De la même façon que l’œil gauche, celui de la perception non-manifesté, et l’œil droit, celui de la raison, ont tous deux des choses différentes à apporter, le symbolisme lui est apparu complémentaire avec le langage scientifique. Le symbolisme traite de la question du sens et apporte une application pratique là où, à ses yeux, la science évacue le sens du fait de la méthodologie.

Luc Bigé est le fondateur de l’université en ligne Réenchanter le monde. Elle transmet des enseignements sur le langage symbolique autour de quatre formations (l’astrologie, les mythes grecs en relation avec le thème astrologique, les fondements de la pensée symbolique et des interviews de personnes en états d’éveil, comme des chamans) qui orientent le regard de manière à découvrir un ordre sensé du monde et à trouver sa place dans celui-ci.

Parmi les nombreux ouvrages qu’il a écrit, notamment sur le symbolisme et l’astrologie, Luc Bigé est l’auteur d’un Petit dictionnaire en langue des oiseaux (Janus, 2006). Après avez présenté dans la première partie de cet entretien ce qu’était la langue des oiseaux et ses différentes approches, Luc Bigé développe l’application de la langue des oiseaux aux prénoms et aux maladies. Il alerte aussi sur les pièges à éviter.



CHIRON – « Les mots nous parlent au moins autant que nous les parlons », écrivez-vous au début de votre livre Petit dictionnaire en langue des oiseaux. Faut-il en déduire que les prénoms nous portent autant que nous les portons ? Y-a-t-il du hasard dans l’attribution d’un prénom ?

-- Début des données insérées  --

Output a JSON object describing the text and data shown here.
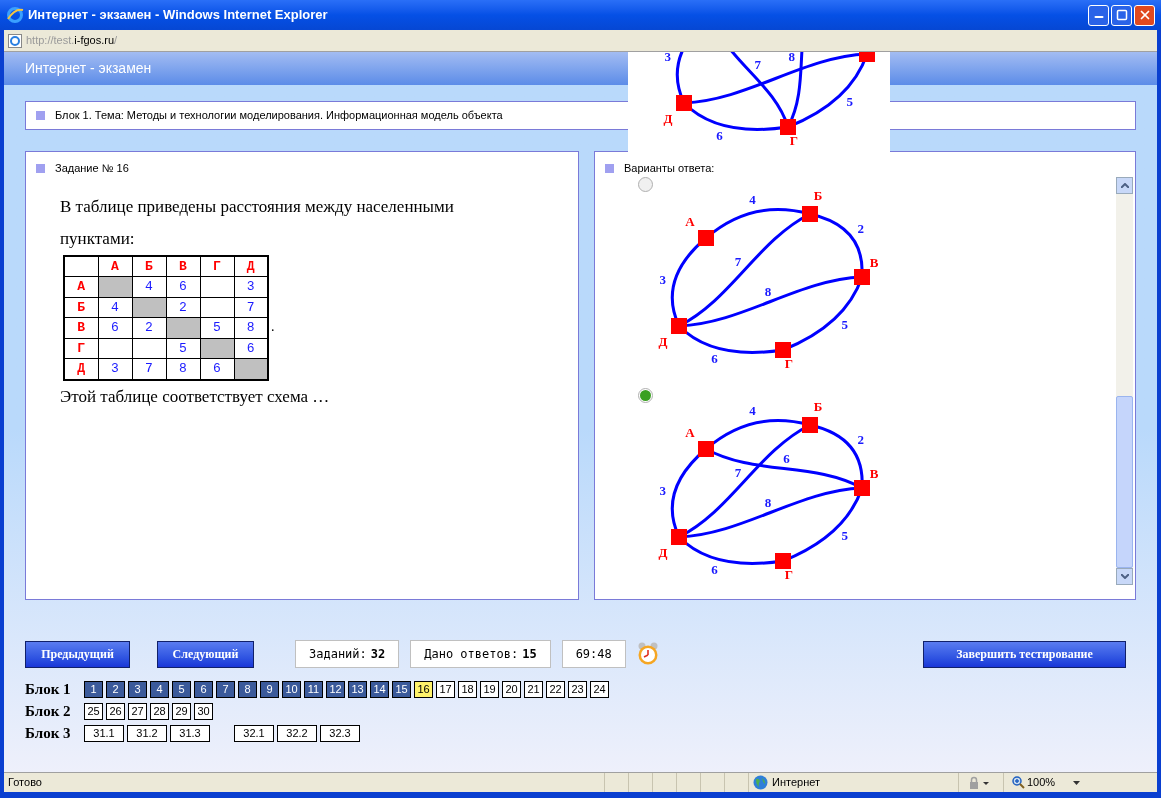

Luc Bigé – Je ne dissocie pas le prénom du nom de famille. Le prénom renvoie à l’intimité, à ce qui est de l’ordre de la différenciation. Le nom, lui, va renvoyer à une mission transgénérationnelle, à la lignée familiale. L’association du prénom et du nom dit donc la manière spécifique d’aborder une mission d’âme ou une mission transgénérationnelle.


Le prénom nous porte car, à force de nous appeler de telle ou telle manière, notre inconscient résonne avec lui. À chaque fois que quelqu’un prononce notre prénom, c’est comme s’il recevait une injonction à se réaliser dans la sonorité et dans la forme qui constituent la langue de l’inconscient comme je l’ai évoqué en première partie d’entretien.


Je ne pense pas qu’il y ait forcément de prédestination dans l’attribution des prénoms. Le choix par les parents peut être lié à une conscience de l’âme de l’enfant en train de s’incarner mais cela peut aussi être un hasard, le prénom de grands-parents. Il y a plein de possibilités !


« Les prénoms ou surnoms qui sont des diminutifs entraînent une diminution de la valeur de la personne, une dévalorisation. »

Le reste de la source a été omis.